There are also minor determinants that can affect the properties of IVIG. The pH of many IVIG products is in the range of 6-7; however, in order to prevent aggregation, it must be at a pH of 4-4.5. Hence, an IVIG with a pH greater than 4.5 needs agents that can maintain its stability and its ability to prevent aggregation, as seen in Gammagard. On the other hand, IVIG with low-pH preparations are easily neutralized by the buffering action of blood [8, 9]. The IgA content of a solution is significant for patients with IgA deficiency, or those with anti-IgA antibodies of the IgG and IgE isotypes. These patients are more likely to develop severe and sometimes fatal anaphylactoid reactions [2]. The content of IgA varies among different IVIG preparations. However, using a preparation that is low in IgA does not guarantee an adverse reaction-free infusion. Screening for anti-IgA antibodies is not recommended by the NIH consensus conference on IVIG; however, screening is still done in some countries [9]. In our local setting, screening is not done because of financial constraints; most families would rather concentrate their resources on purchasing IVIG-which is very expensive-when it is indicated for a family member's illness.

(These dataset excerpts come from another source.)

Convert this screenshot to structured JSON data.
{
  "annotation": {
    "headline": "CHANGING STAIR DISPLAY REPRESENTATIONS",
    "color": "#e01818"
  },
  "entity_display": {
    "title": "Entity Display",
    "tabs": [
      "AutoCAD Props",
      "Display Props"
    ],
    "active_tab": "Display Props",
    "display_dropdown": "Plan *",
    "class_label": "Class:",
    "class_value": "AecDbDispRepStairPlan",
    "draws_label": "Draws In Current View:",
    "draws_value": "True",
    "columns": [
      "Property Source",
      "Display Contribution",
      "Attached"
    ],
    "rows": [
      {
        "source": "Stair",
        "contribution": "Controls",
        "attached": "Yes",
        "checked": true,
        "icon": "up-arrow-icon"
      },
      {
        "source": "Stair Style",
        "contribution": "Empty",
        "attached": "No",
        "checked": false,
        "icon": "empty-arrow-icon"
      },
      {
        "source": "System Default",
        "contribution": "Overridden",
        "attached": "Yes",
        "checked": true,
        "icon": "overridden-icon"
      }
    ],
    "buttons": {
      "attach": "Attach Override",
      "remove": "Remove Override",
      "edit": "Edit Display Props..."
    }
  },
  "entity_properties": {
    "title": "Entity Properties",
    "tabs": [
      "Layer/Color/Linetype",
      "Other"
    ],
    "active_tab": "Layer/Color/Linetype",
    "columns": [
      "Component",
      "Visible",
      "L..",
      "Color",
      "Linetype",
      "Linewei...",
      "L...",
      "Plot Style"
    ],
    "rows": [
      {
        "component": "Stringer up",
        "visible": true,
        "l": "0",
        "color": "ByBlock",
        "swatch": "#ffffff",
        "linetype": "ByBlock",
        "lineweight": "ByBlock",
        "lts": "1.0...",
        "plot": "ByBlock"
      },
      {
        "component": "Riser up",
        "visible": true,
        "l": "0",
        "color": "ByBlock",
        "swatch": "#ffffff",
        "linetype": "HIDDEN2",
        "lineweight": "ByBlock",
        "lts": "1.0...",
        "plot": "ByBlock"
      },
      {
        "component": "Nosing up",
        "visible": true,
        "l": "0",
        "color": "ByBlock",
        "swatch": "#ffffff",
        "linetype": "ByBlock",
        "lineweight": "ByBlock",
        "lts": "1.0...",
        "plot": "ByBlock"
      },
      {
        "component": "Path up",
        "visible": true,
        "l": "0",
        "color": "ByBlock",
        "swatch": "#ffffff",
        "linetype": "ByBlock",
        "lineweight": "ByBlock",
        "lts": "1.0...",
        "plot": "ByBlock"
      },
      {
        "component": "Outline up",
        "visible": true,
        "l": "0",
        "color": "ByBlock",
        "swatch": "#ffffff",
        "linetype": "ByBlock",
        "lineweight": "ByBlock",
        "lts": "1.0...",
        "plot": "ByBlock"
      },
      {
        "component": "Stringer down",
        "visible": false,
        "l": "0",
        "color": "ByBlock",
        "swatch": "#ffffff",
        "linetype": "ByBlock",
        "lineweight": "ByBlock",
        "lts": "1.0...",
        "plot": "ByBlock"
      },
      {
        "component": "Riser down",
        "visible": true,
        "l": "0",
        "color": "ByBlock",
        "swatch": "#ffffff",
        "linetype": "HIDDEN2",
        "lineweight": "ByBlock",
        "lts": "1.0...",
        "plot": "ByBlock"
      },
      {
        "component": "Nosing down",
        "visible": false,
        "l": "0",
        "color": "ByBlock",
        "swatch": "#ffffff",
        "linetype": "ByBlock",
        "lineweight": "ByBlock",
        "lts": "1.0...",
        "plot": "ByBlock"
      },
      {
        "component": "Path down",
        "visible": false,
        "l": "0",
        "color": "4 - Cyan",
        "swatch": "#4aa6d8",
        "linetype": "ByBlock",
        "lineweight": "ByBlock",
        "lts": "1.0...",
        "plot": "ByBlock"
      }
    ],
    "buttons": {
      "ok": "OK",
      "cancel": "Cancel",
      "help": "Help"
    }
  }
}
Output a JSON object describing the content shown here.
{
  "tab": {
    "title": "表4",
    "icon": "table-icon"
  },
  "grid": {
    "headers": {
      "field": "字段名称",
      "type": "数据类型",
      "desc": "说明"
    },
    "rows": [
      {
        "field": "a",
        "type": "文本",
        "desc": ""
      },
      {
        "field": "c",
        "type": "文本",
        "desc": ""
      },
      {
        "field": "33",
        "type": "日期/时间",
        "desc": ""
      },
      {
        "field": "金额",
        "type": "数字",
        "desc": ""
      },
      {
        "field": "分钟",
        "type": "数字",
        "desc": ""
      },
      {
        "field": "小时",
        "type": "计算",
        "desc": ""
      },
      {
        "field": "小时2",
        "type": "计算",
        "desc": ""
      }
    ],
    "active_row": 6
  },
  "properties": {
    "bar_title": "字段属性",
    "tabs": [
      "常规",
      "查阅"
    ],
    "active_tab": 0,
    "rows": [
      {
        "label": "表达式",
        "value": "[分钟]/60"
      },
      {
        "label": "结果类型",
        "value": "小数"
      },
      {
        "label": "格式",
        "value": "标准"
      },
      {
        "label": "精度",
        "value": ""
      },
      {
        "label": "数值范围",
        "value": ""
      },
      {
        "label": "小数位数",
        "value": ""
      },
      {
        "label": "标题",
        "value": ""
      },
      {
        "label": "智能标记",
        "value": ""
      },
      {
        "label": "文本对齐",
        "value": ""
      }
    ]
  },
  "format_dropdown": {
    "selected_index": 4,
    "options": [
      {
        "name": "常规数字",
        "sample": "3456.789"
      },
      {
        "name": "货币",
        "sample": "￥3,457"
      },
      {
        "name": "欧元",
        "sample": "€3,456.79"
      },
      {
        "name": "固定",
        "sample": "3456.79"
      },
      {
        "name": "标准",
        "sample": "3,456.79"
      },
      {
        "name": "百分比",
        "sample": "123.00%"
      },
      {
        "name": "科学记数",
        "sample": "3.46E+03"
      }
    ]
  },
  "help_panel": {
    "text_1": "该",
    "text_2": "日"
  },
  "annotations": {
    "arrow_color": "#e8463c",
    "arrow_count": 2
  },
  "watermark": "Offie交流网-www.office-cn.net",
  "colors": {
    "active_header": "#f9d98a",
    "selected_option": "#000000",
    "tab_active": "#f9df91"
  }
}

The ability to tolerate the effects of IVIG infusion without experiencing adverse effects varies from one person to another and from one IVIG preparation to another as well. The rate of infusion, which influences the occurrence of adverse reactions, is also affected by the osmolality and sugar content of a preparation. The higher the osmolality and the sugar content, the slower should be the infusion rate [9]. In our study, most of the adverse effects occurred at the recommended infusion rate of the IVIG preparation (Gammagard, at 4 mL/kg/h).

In conclusion, thirty two percent of patients given IVIG infusions experienced adverse events. Fever was the most common manifestation, followed by skin rash and chills. Symptoms occurred within 1 to 6 h from onset of infusion, were affected by fast infusion rates, and managed by reducing the rate of infusion and giving of medications such as paracetamol, antihistamines and steroids. IVIG preparations differ in their composition and properties, and these can contribute to its efficacy and tolerability.